New Hampshire House Bill HB1615

By repealing the autism registry, HB 1615 is expected to eliminate the state's previous mechanism for tracking individuals diagnosed with autism, which supporters argue is necessary to enhance privacy and reduce discrimination. The implications of this bill could lead to improved data privacy for individuals and families affected by autism, alleviating concerns about unnecessary data collection and potential misuse. However, detractors may argue that the removal of the registry could hinder the state's ability to develop tailored support services or understand the prevalence of autism in New Hampshire.

House Bill 1615-FN is focused on the autism registry in New Hampshire, proposing the repeal of existing laws related to the registry. Specifically, the bill seeks to dismantle the autism registry established under RSA 171-A:30 and it mandates that the Department of Health and Human Services destroy individual data records maintained in this registry. According to the bill, the department may keep only aggregate data at its discretion. This move reflects a significant shift in how the state handles autism-related data and privacy considerations for individuals identified in the registry.
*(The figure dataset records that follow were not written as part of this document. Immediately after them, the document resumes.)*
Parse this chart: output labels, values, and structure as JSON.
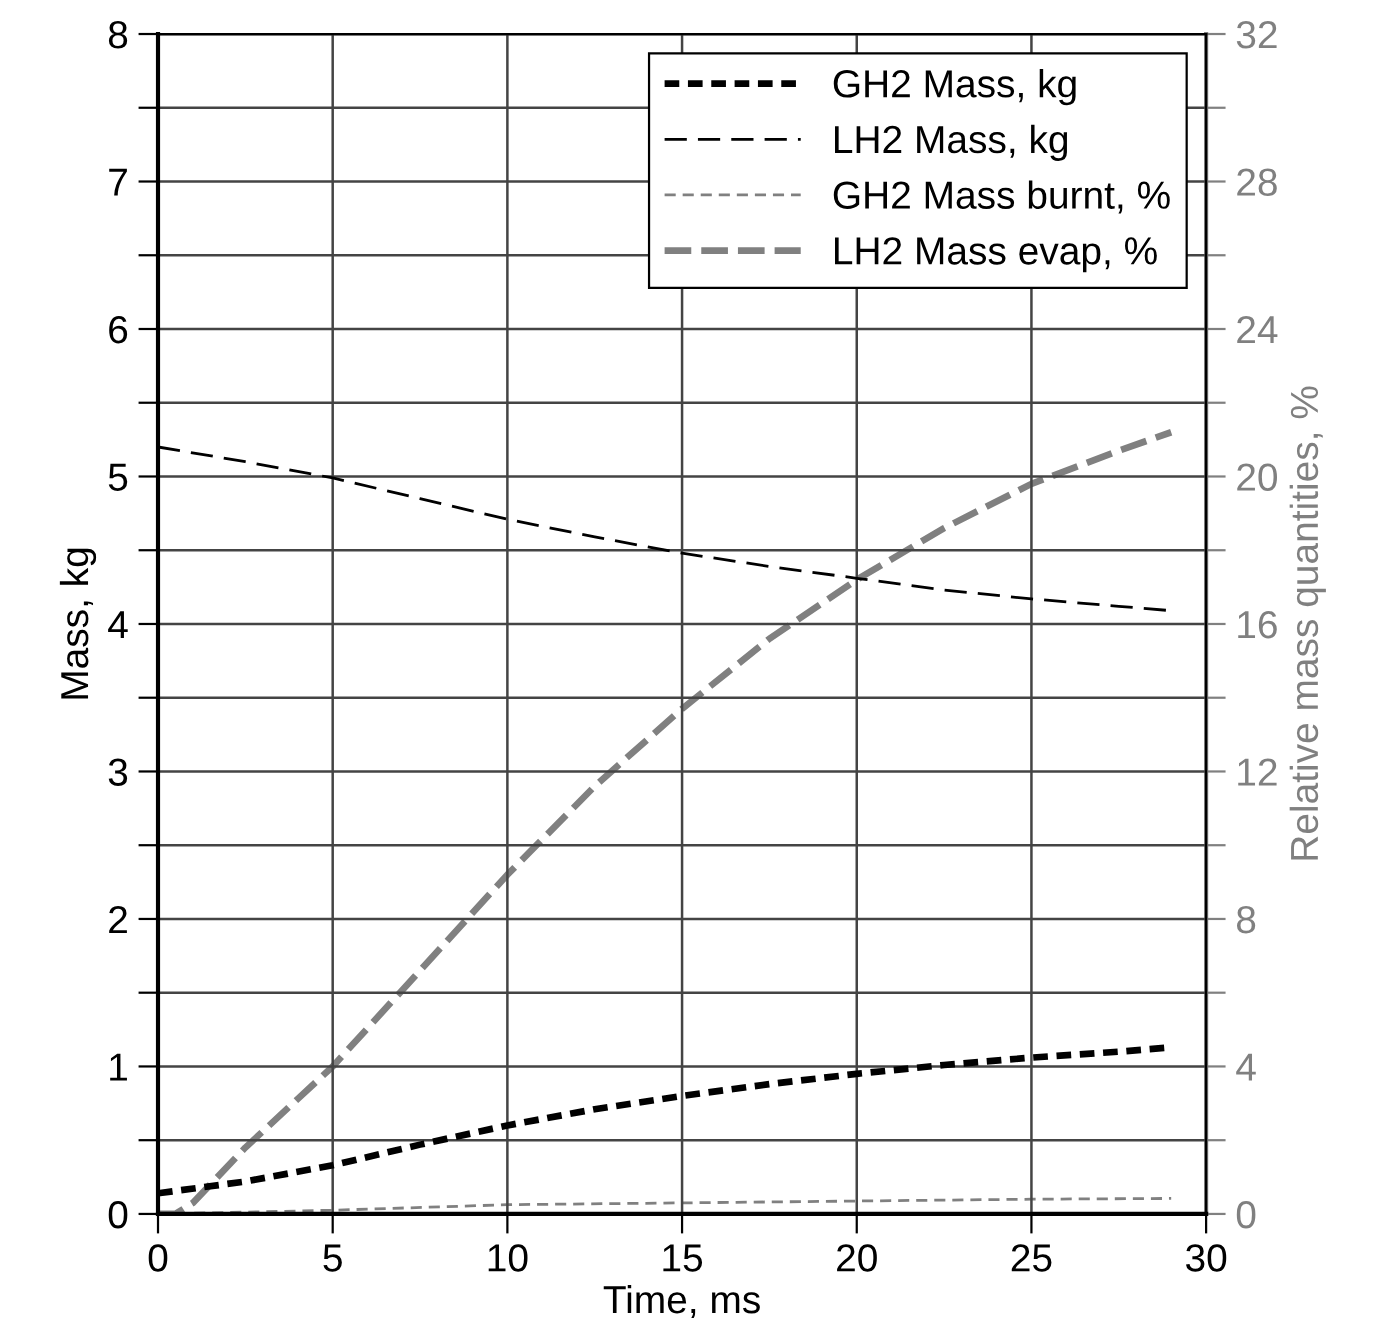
{
  "chart_data": {
    "type": "line",
    "xlabel": "Time, ms",
    "ylabel": "Mass, kg",
    "y2label": "Relative mass quantities, %",
    "xlim": [
      0,
      30
    ],
    "xticks": [
      0,
      5,
      10,
      15,
      20,
      25,
      30
    ],
    "ylim": [
      0,
      8
    ],
    "yticks": [
      0,
      {
        "value": 0.5,
        "label": null
      },
      1,
      {
        "value": 1.5,
        "label": null
      },
      2,
      {
        "value": 2.5,
        "label": null
      },
      3,
      {
        "value": 3.5,
        "label": null
      },
      4,
      {
        "value": 4.5,
        "label": null
      },
      5,
      {
        "value": 5.5,
        "label": null
      },
      6,
      {
        "value": 6.5,
        "label": null
      },
      7,
      {
        "value": 7.5,
        "label": null
      },
      8
    ],
    "y2lim": [
      0,
      32
    ],
    "y2ticks": [
      0,
      {
        "value": 2,
        "label": null
      },
      4,
      {
        "value": 6,
        "label": null
      },
      8,
      {
        "value": 10,
        "label": null
      },
      12,
      {
        "value": 14,
        "label": null
      },
      16,
      {
        "value": 18,
        "label": null
      },
      20,
      {
        "value": 22,
        "label": null
      },
      24,
      {
        "value": 26,
        "label": null
      },
      28,
      {
        "value": 30,
        "label": null
      },
      32
    ],
    "grid": true,
    "legend": "top right",
    "line_style": "dashed",
    "series": [
      {
        "name": "GH2 Mass, kg",
        "color": "#000000",
        "x": [
          0,
          2.5,
          5,
          7.5,
          10,
          12.5,
          15,
          17.5,
          20,
          22.5,
          25,
          27.5,
          29
        ],
        "values": [
          0.14,
          0.22,
          0.33,
          0.47,
          0.6,
          0.71,
          0.8,
          0.88,
          0.95,
          1.01,
          1.06,
          1.1,
          1.13
        ]
      },
      {
        "name": "LH2 Mass, kg",
        "color": "#000000",
        "x": [
          0,
          2.5,
          5,
          7.5,
          10,
          12.5,
          15,
          17.5,
          20,
          22.5,
          25,
          27.5,
          29
        ],
        "values": [
          5.2,
          5.1,
          4.99,
          4.85,
          4.71,
          4.59,
          4.48,
          4.39,
          4.31,
          4.23,
          4.17,
          4.12,
          4.09
        ]
      },
      {
        "name": "GH2 Mass burnt, %",
        "color": "#808080",
        "axis": "y2",
        "x": [
          0,
          5,
          10,
          15,
          20,
          25,
          29
        ],
        "values": [
          0,
          0.1,
          0.25,
          0.3,
          0.35,
          0.4,
          0.42
        ]
      },
      {
        "name": "LH2 Mass evap, %",
        "color": "#808080",
        "axis": "y2",
        "x": [
          0,
          0.5,
          1,
          2.5,
          5,
          7.5,
          10,
          12.5,
          15,
          17.5,
          20,
          22.5,
          25,
          27.5,
          29
        ],
        "values": [
          0,
          0,
          0.3,
          1.8,
          4,
          6.6,
          9.2,
          11.6,
          13.7,
          15.6,
          17.2,
          18.6,
          19.8,
          20.7,
          21.2
        ]
      }
    ]
  }
}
The primary point of contention surrounding HB 1615 involves balancing privacy concerns against the benefits of having a structured registry for tracking and support purposes. Proponents of the bill argue that the autism registry can lead to stigmatization and invasion of personal privacy. In contrast, opponents may voice concerns that repealing the registry could limit critical data that informs public health initiatives and specialized services targeting individuals on the autism spectrum. Ultimately, the discussions around the bill will likely center on reconciling the rights of individuals with autism to privacy with the potential community benefits of a comprehensive registry.